Passing numpy arrays to matlab
david at ar.media.kyoto-u.ac.jp
Thu Nov 9 00:32:04 CST 2006
Josh Marshall wrote:
> I don't see how you are going to get around doing the copies. Matlab
> is in a separate process from the Python interpreter, and there is no
> shared memory. In what way do you want these proxy classes to "look
> like numpy arrays"?
I am not talking about the copy in the matlab <-> python interaction.
This is done through pipe, handled by the OS; I don't know the details,
but I know that communication through pipe is quite fast under linux
(see below), and is not the bottleneck.
> Note that mlabwrap creates proxy arrays, and only copies the data if
> you actually request it to. (AFAIRemember) Otherwise you aren't losing
> any speed, because there aren't going to be any copies.
There may be no copy for returned data you don't need, but that's not
the case I am talking about. For all other cases, I don't think this is
what's happening: if you take a look at mlabwrap, in the C mlabraw
module, the function mlabraw_put always calls numeric2mx for arrays,
which itself always calls makeMxFromNumeric, which makes a copy. Same in
the other direction once you call mlabwrap_get. I am doing the same in
my module, because that's the simplest thing to do.
The problem is that when you are using the function engPutVariable of
the matlab engine API, you need to give a pointer to a mxArray
structure, which is the C representation of a matlab array. You cannot
say (this is one of the brain damaged thing of matlab C api I was
talking in an other mail): build a mxArray from existing data: this is
the copy I am talking about, and this is one expensive. In the best case
(real numpy arrays with fortran storage), you can do a memcpy, but in
most cases, you need to do something which takes strides into account
(because complex matlab arrays are actually not fortran, or because by
default, most numpy arrays are C storage, and this makes a difference
for rank >= 2), which implies non-contiguous memory access, which is
*really* expensive (around 2 cycles/byte at best, on my bi Xeon 3.2 Ghz).
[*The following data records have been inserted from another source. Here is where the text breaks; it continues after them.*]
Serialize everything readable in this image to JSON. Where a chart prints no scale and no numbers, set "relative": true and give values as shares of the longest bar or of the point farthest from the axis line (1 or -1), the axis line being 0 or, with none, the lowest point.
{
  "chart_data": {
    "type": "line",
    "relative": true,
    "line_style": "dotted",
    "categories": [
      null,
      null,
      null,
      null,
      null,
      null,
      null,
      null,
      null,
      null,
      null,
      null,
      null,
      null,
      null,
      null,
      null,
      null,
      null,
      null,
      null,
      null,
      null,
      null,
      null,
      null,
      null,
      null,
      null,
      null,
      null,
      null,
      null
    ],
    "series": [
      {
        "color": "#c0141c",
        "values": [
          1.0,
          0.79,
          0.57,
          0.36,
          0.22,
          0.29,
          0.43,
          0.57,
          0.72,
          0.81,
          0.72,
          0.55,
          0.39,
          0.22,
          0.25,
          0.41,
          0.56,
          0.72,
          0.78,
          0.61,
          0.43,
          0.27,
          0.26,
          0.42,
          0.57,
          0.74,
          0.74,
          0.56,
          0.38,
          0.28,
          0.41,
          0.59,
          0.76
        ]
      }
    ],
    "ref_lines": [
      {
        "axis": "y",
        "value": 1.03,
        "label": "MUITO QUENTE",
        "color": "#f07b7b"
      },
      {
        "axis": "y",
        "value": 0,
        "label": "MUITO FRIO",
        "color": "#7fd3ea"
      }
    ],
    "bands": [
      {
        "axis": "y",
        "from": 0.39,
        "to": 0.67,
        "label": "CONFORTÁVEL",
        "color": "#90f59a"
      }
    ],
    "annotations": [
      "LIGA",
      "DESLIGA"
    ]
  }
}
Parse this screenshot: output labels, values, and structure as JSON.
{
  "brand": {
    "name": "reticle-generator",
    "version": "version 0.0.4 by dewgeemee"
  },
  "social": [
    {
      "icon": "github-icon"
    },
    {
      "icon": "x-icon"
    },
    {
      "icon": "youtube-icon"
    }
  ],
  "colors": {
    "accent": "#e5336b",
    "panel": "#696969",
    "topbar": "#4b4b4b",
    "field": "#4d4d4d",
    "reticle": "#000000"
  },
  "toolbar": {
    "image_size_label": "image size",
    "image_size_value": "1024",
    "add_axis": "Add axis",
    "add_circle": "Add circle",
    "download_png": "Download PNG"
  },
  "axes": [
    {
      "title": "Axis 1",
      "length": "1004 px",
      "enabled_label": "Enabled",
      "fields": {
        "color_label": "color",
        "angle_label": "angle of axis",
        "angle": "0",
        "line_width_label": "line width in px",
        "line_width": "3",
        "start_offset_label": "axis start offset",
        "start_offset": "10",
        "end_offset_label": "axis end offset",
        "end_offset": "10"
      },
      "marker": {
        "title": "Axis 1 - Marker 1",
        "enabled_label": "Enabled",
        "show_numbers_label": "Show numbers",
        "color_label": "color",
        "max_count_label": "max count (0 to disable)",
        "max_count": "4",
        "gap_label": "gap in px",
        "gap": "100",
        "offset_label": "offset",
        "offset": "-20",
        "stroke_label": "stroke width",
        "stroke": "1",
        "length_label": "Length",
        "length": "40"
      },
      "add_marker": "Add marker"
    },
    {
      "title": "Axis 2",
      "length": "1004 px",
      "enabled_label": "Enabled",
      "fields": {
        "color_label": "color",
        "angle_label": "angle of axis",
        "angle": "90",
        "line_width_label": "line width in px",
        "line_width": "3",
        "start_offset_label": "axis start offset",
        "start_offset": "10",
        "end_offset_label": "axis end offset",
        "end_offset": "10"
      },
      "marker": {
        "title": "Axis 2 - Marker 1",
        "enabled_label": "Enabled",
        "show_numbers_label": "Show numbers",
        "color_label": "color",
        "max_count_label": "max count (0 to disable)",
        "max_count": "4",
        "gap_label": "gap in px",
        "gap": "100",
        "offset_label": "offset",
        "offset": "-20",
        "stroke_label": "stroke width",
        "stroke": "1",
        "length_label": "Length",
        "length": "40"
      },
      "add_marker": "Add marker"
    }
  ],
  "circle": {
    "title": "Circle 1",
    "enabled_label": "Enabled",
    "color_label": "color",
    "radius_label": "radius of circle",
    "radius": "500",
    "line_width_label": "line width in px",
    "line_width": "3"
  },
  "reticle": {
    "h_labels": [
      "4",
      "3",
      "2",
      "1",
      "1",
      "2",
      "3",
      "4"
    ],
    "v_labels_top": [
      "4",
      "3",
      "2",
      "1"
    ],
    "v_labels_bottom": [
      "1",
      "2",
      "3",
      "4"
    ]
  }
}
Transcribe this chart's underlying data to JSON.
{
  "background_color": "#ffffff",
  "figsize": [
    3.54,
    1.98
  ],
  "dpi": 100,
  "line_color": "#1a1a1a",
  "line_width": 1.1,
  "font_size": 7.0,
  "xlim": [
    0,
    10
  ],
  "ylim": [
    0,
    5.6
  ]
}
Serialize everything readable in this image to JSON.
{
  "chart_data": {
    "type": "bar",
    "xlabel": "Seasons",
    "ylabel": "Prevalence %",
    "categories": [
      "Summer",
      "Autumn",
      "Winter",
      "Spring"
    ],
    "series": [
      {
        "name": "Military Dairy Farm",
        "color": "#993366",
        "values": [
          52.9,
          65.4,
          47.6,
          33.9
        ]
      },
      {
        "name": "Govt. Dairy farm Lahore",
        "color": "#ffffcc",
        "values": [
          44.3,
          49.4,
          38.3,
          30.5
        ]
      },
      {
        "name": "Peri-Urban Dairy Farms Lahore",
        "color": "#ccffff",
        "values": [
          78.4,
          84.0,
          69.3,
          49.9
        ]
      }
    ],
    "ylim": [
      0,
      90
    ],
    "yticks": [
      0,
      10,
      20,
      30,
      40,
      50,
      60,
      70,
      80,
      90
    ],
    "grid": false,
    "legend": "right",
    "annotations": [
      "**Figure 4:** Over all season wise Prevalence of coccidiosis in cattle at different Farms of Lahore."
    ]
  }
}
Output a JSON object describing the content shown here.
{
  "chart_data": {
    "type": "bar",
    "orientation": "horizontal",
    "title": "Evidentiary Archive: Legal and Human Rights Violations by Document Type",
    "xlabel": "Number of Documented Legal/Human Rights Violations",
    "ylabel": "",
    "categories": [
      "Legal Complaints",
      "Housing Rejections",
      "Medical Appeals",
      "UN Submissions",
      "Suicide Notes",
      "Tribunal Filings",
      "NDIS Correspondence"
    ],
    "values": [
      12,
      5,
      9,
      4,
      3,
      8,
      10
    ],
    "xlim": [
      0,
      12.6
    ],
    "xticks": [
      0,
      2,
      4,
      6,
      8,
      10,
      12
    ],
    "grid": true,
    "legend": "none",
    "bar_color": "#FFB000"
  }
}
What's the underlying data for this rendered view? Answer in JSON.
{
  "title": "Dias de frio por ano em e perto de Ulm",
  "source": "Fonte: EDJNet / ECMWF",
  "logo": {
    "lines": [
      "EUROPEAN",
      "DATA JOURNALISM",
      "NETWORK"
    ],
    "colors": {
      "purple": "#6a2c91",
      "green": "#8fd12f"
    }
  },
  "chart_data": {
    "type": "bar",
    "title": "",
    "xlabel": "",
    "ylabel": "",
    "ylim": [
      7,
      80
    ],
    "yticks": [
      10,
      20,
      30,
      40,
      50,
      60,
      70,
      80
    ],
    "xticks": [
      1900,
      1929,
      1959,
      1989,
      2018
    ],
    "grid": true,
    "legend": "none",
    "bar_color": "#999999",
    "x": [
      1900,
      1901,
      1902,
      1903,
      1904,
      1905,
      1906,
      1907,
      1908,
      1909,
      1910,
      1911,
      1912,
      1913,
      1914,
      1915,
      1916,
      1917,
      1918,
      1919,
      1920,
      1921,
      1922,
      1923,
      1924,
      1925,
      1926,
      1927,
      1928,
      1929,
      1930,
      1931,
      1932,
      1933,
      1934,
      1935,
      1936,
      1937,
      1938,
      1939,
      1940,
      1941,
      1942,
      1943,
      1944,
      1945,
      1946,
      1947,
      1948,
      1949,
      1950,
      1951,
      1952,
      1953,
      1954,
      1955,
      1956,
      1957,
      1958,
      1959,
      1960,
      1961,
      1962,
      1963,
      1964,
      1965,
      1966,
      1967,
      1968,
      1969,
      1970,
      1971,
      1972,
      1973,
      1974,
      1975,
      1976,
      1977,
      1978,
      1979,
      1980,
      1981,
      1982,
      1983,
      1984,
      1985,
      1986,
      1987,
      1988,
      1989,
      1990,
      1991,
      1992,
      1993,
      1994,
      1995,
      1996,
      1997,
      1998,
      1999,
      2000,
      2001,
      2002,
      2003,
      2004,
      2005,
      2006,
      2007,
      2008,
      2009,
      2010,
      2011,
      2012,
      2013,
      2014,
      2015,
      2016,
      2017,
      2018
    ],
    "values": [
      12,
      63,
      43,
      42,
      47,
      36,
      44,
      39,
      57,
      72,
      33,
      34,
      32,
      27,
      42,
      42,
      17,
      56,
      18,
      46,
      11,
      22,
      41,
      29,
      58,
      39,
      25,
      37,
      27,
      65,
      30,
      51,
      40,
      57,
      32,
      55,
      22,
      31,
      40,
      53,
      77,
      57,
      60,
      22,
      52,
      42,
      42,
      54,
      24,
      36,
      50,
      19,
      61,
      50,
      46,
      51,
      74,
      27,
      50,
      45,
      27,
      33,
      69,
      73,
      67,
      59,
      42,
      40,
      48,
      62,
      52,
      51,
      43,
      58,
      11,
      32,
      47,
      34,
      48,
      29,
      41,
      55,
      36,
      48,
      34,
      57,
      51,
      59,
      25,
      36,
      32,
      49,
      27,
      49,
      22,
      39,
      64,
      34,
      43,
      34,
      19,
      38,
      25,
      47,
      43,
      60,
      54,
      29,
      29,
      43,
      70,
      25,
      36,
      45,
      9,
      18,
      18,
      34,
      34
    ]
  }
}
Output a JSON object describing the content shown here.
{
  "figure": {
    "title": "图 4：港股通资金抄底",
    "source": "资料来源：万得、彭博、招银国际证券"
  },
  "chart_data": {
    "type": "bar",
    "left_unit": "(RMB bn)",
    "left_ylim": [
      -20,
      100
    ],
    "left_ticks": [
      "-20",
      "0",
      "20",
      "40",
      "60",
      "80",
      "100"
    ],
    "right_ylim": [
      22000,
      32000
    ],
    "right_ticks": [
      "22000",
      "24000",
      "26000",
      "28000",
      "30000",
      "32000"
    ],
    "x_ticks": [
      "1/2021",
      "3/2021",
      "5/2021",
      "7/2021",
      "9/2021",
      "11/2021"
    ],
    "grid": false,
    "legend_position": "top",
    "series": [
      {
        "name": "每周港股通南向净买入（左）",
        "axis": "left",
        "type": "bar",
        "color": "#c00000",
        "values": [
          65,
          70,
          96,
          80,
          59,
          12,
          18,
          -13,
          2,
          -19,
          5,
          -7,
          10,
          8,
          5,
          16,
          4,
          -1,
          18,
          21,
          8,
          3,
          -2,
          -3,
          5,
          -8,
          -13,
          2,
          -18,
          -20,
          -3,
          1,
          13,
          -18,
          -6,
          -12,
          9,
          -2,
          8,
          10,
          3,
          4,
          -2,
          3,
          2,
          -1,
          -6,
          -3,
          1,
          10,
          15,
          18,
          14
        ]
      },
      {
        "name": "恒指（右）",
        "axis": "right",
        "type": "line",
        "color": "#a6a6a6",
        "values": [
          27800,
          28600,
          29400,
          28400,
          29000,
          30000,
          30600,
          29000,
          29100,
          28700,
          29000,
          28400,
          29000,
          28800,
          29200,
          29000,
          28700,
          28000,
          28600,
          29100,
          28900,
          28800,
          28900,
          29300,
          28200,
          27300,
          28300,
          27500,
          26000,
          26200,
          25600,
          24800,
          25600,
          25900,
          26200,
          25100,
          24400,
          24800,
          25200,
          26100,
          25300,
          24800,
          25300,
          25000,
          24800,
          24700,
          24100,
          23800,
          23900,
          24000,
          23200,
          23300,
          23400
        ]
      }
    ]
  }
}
Basically, if you want to do something like calling the resample
function of matlab on an numpy array and using the result later in
numpy, here is what's happening right now:
1 copy numpy (or numarray in the case of mlabwrap, but this should
not matter, I guess) data into an mxArray
2 send the mxArray to matlab engine: done with pipe (imply copy ? At
least, it is contiguous array copy)
3 compute the thing into matlab
4 send the result to python mxArray
5 copy the data of the mxArray to numpy array
A quick profiling show that if you don't do any processing in matlab,
just sending and getting an array back, 1 and 5 takes roughly 80-90 % of
the time in my implementation (which is faster than mlabwrap, but I
think this is just caused by the much fancier API of mlabwrap, ie the
core mecanism to pass arrays should be roughly the same, as mlabwrap
uses the C function makeMxFromNumeric, and I am using a similar function
myself through ctypes), the 10-20% are used for the communication
through the pipe. I believe that most typical usage cases involve 1 and 5.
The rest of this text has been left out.